Yoga is another great way of getting exercise while also gently stretching the muscle groups, it is also known to be relaxing. You do not have to perform the more difficult forms in Yoga if you are unable, again, any exercise is better than none. Start with basic Yoga forms and work your way up slowly to any of the other forms you are able to perform.
Swimming is a great exercise for everyone as it works all the muscle groups without straining joints and puts as little pressure as possible on all areas of the body. Simply moving around the pool gives the body more exercise than you would think, even if it is just for 20 minutes or so and is a calming exercise as well.
Walking is also a great non-stressing way to get exercise, even if you are unable to speed walk or walk vigorously. A simple, slow 20 minute walk works wonders for loosening tight muscles while giving them a bit of a workout. If 20 minutes is not possible at first, start out with 5 to 10 minutes and work your way up. You may also want to take a 10 minute walk, then use Isometrics and/or Yoga to complete your workout.

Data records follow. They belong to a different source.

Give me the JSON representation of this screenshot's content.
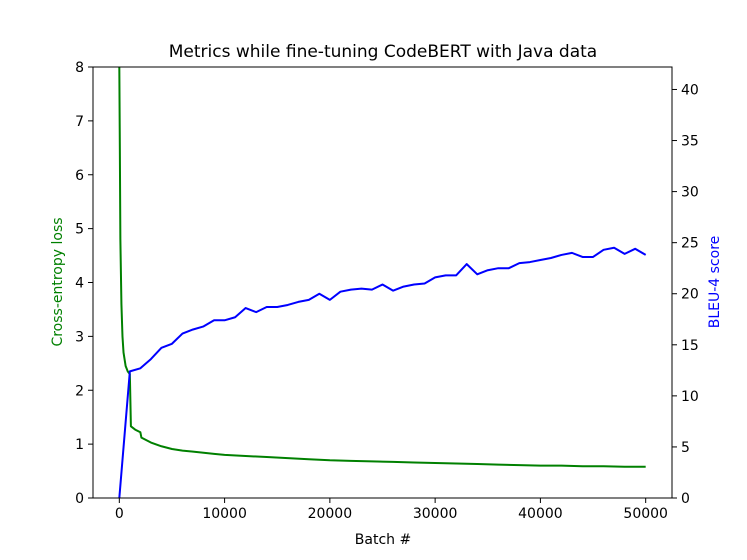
{
  "chart_data": {
    "type": "line",
    "title": "Metrics while fine-tuning CodeBERT with Java data",
    "xlabel": "Batch #",
    "ylabel_left": "Cross-entropy loss",
    "ylabel_right": "BLEU-4 score",
    "xlim": [
      -2500,
      52500
    ],
    "ylim_left": [
      0,
      8
    ],
    "ylim_right": [
      0,
      42.2
    ],
    "xticks": [
      0,
      10000,
      20000,
      30000,
      40000,
      50000
    ],
    "yticks_left": [
      0,
      1,
      2,
      3,
      4,
      5,
      6,
      7,
      8
    ],
    "yticks_right": [
      0,
      5,
      10,
      15,
      20,
      25,
      30,
      35,
      40
    ],
    "grid": false,
    "colors": {
      "loss": "#008000",
      "bleu": "#0000ff",
      "axes": "#000000"
    },
    "series": [
      {
        "axis": "left",
        "color": "#008000",
        "x": [
          0,
          50,
          100,
          200,
          300,
          400,
          600,
          800,
          1000,
          1100,
          1500,
          2000,
          2100,
          3000,
          4000,
          5000,
          6000,
          7000,
          8000,
          9000,
          10000,
          12000,
          14000,
          16000,
          18000,
          20000,
          22000,
          24000,
          26000,
          28000,
          30000,
          32000,
          34000,
          36000,
          38000,
          40000,
          42000,
          44000,
          46000,
          48000,
          50000
        ],
        "y": [
          8.0,
          6.5,
          4.8,
          3.6,
          3.0,
          2.7,
          2.45,
          2.35,
          2.3,
          1.33,
          1.27,
          1.22,
          1.12,
          1.03,
          0.96,
          0.91,
          0.88,
          0.86,
          0.84,
          0.82,
          0.8,
          0.78,
          0.76,
          0.74,
          0.72,
          0.7,
          0.69,
          0.68,
          0.67,
          0.66,
          0.65,
          0.64,
          0.63,
          0.62,
          0.61,
          0.6,
          0.6,
          0.59,
          0.59,
          0.58,
          0.58
        ]
      },
      {
        "axis": "right",
        "color": "#0000ff",
        "x": [
          0,
          1000,
          2000,
          3000,
          4000,
          5000,
          6000,
          7000,
          8000,
          9000,
          10000,
          11000,
          12000,
          13000,
          14000,
          15000,
          16000,
          17000,
          18000,
          19000,
          20000,
          21000,
          22000,
          23000,
          24000,
          25000,
          26000,
          27000,
          28000,
          29000,
          30000,
          31000,
          32000,
          33000,
          34000,
          35000,
          36000,
          37000,
          38000,
          39000,
          40000,
          41000,
          42000,
          43000,
          44000,
          45000,
          46000,
          47000,
          48000,
          49000,
          50000
        ],
        "y": [
          0.0,
          12.4,
          12.7,
          13.6,
          14.7,
          15.1,
          16.1,
          16.5,
          16.8,
          17.4,
          17.4,
          17.7,
          18.6,
          18.2,
          18.7,
          18.7,
          18.9,
          19.2,
          19.4,
          20.0,
          19.4,
          20.2,
          20.4,
          20.5,
          20.4,
          20.9,
          20.3,
          20.7,
          20.9,
          21.0,
          21.6,
          21.8,
          21.8,
          22.9,
          21.9,
          22.3,
          22.5,
          22.5,
          23.0,
          23.1,
          23.3,
          23.5,
          23.8,
          24.0,
          23.6,
          23.6,
          24.3,
          24.5,
          23.9,
          24.4,
          23.8
        ]
      }
    ]
  }
}
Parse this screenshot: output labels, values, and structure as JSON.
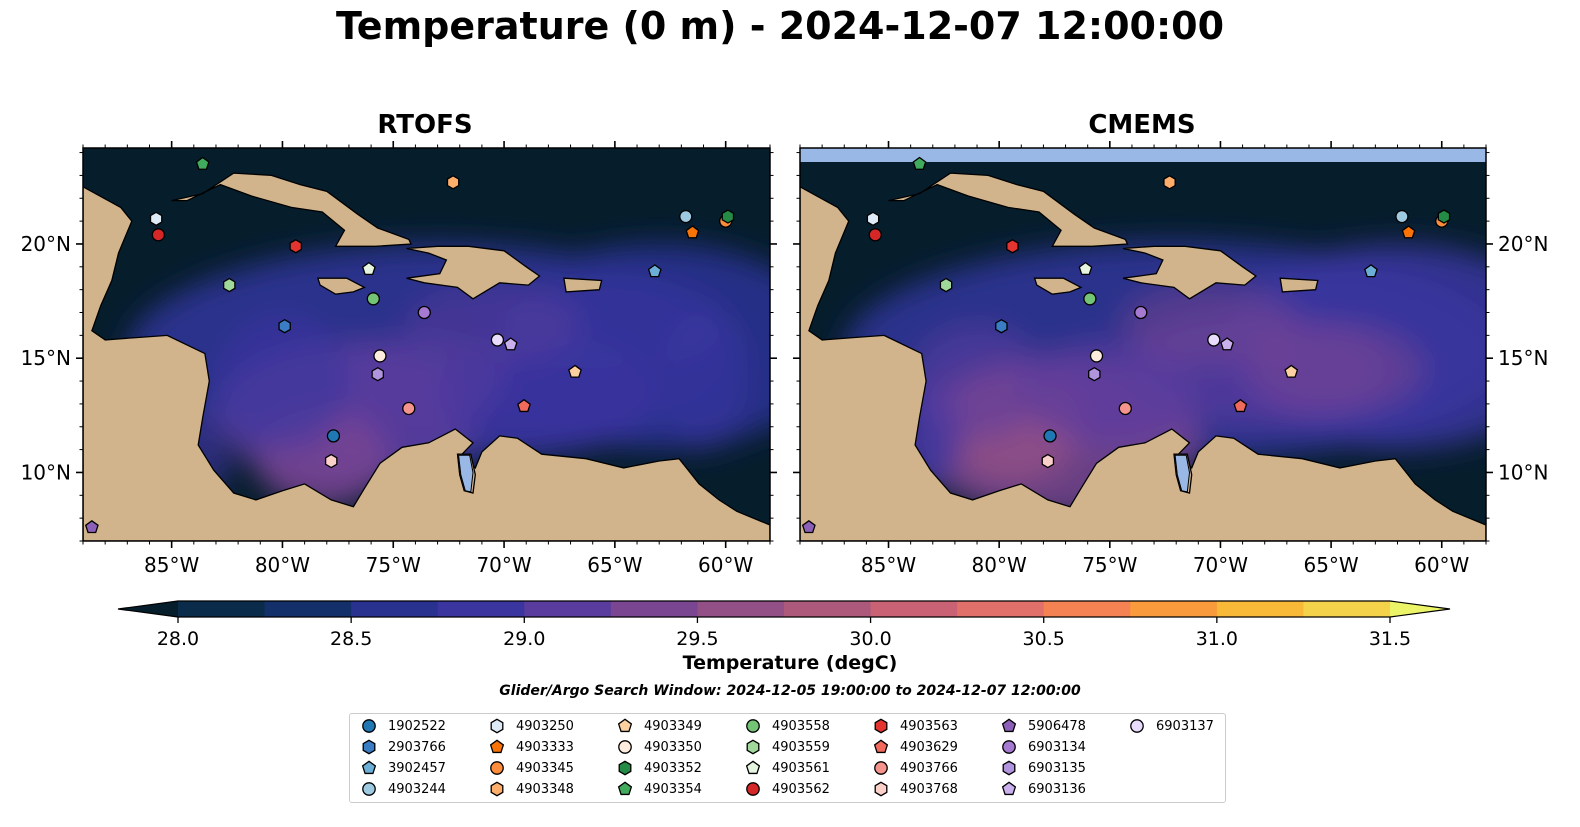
{
  "title": "Temperature (0 m) - 2024-12-07 12:00:00",
  "colors": {
    "land": "#d2b48c",
    "lake": "#9ab8e6",
    "ocean_dark": "#061d2c",
    "border": "#000000"
  },
  "chart_data": [
    {
      "type": "heatmap",
      "title": "RTOFS",
      "x_ticks": [
        "85°W",
        "80°W",
        "75°W",
        "70°W",
        "65°W",
        "60°W"
      ],
      "x_tick_values": [
        -85,
        -80,
        -75,
        -70,
        -65,
        -60
      ],
      "y_ticks": [
        "20°N",
        "15°N",
        "10°N"
      ],
      "y_tick_values": [
        20,
        15,
        10
      ],
      "xlim": [
        -89,
        -58
      ],
      "ylim": [
        7,
        24.2
      ],
      "y_tick_side": "left"
    },
    {
      "type": "heatmap",
      "title": "CMEMS",
      "x_ticks": [
        "85°W",
        "80°W",
        "75°W",
        "70°W",
        "65°W",
        "60°W"
      ],
      "x_tick_values": [
        -85,
        -80,
        -75,
        -70,
        -65,
        -60
      ],
      "y_ticks": [
        "20°N",
        "15°N",
        "10°N"
      ],
      "y_tick_values": [
        20,
        15,
        10
      ],
      "xlim": [
        -89,
        -58
      ],
      "ylim": [
        7,
        24.2
      ],
      "y_tick_side": "right"
    }
  ],
  "colorbar": {
    "label": "Temperature (degC)",
    "min": 28.0,
    "max": 31.5,
    "tick_labels": [
      "28.0",
      "28.5",
      "29.0",
      "29.5",
      "30.0",
      "30.5",
      "31.0",
      "31.5"
    ],
    "tick_values": [
      28.0,
      28.5,
      29.0,
      29.5,
      30.0,
      30.5,
      31.0,
      31.5
    ],
    "colors": [
      "#0b2b4a",
      "#13306b",
      "#2a3290",
      "#3b35a0",
      "#5a3c9e",
      "#7a4692",
      "#935086",
      "#ad597c",
      "#c96274",
      "#e2706a",
      "#f48252",
      "#f99a3c",
      "#f8b838",
      "#f4d34a"
    ],
    "under_color": "#061d2c",
    "over_color": "#ecf567"
  },
  "search_window": "Glider/Argo Search Window: 2024-12-05 19:00:00 to 2024-12-07 12:00:00",
  "floats": [
    {
      "id": "1902522",
      "marker": "circle",
      "color": "#1f77b4",
      "lon": -77.7,
      "lat": 11.6
    },
    {
      "id": "2903766",
      "marker": "hexagon",
      "color": "#3b7dc4",
      "lon": -79.9,
      "lat": 16.4
    },
    {
      "id": "3902457",
      "marker": "pentagon",
      "color": "#6baed6",
      "lon": -63.2,
      "lat": 18.8
    },
    {
      "id": "4903244",
      "marker": "circle",
      "color": "#9ecae1",
      "lon": -61.8,
      "lat": 21.2
    },
    {
      "id": "4903250",
      "marker": "hexagon",
      "color": "#deebf7",
      "lon": -85.7,
      "lat": 21.1
    },
    {
      "id": "4903333",
      "marker": "pentagon",
      "color": "#f97306",
      "lon": -61.5,
      "lat": 20.5
    },
    {
      "id": "4903345",
      "marker": "circle",
      "color": "#fd8d3c",
      "lon": -60.0,
      "lat": 21.0
    },
    {
      "id": "4903348",
      "marker": "hexagon",
      "color": "#fdae6b",
      "lon": -72.3,
      "lat": 22.7
    },
    {
      "id": "4903349",
      "marker": "pentagon",
      "color": "#fdd0a2",
      "lon": -66.8,
      "lat": 14.4
    },
    {
      "id": "4903350",
      "marker": "circle",
      "color": "#feedde",
      "lon": -75.6,
      "lat": 15.1
    },
    {
      "id": "4903352",
      "marker": "hexagon",
      "color": "#238b45",
      "lon": -59.9,
      "lat": 21.2
    },
    {
      "id": "4903354",
      "marker": "pentagon",
      "color": "#41ab5d",
      "lon": -83.6,
      "lat": 23.5
    },
    {
      "id": "4903558",
      "marker": "circle",
      "color": "#74c476",
      "lon": -75.9,
      "lat": 17.6
    },
    {
      "id": "4903559",
      "marker": "hexagon",
      "color": "#a1d99b",
      "lon": -82.4,
      "lat": 18.2
    },
    {
      "id": "4903561",
      "marker": "pentagon",
      "color": "#e5f5e0",
      "lon": -76.1,
      "lat": 18.9
    },
    {
      "id": "4903562",
      "marker": "circle",
      "color": "#d62728",
      "lon": -85.6,
      "lat": 20.4
    },
    {
      "id": "4903563",
      "marker": "hexagon",
      "color": "#e3342f",
      "lon": -79.4,
      "lat": 19.9
    },
    {
      "id": "4903629",
      "marker": "pentagon",
      "color": "#f26a5b",
      "lon": -69.1,
      "lat": 12.9
    },
    {
      "id": "4903766",
      "marker": "circle",
      "color": "#f4948c",
      "lon": -74.3,
      "lat": 12.8
    },
    {
      "id": "4903768",
      "marker": "hexagon",
      "color": "#fbd0c9",
      "lon": -77.8,
      "lat": 10.5
    },
    {
      "id": "5906478",
      "marker": "pentagon",
      "color": "#8c5fb8",
      "lon": -88.6,
      "lat": 7.6
    },
    {
      "id": "6903134",
      "marker": "circle",
      "color": "#a57ad0",
      "lon": -73.6,
      "lat": 17.0
    },
    {
      "id": "6903135",
      "marker": "hexagon",
      "color": "#b194de",
      "lon": -75.7,
      "lat": 14.3
    },
    {
      "id": "6903136",
      "marker": "pentagon",
      "color": "#cbb0ee",
      "lon": -69.7,
      "lat": 15.6
    },
    {
      "id": "6903137",
      "marker": "circle",
      "color": "#e9dbfb",
      "lon": -70.3,
      "lat": 15.8
    }
  ]
}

You may find that you are able to tolerate your routine better, and perhaps even get in a longer exercise session, if you mix different exercises together, picking and choosing the best movements for your condition. For instance, those who suffer from Endometriosis are mostly plagued by abdominal pain. If it is impossible to exercise the abdomen without great discomfort and spending the rest of the day in misery, try Isometric leg and arm exercises that do not overly use the abdominal muscles, like the example above. This combined with some Yoga forms and 15 minutes of light swimming will do wonders for those suffering from Endometriosis, and will at least keep the limbs in shape. It will also inevitably get the abdominal muscles some exercise as well.
Of course, a cardio workout is best, but again, any exercise is better than none at all and you may find that once you have gotten into the habit of a less painful workout you are able to step up your current exercise routine, or maybe even find some good cardio exercises you are able to do as well!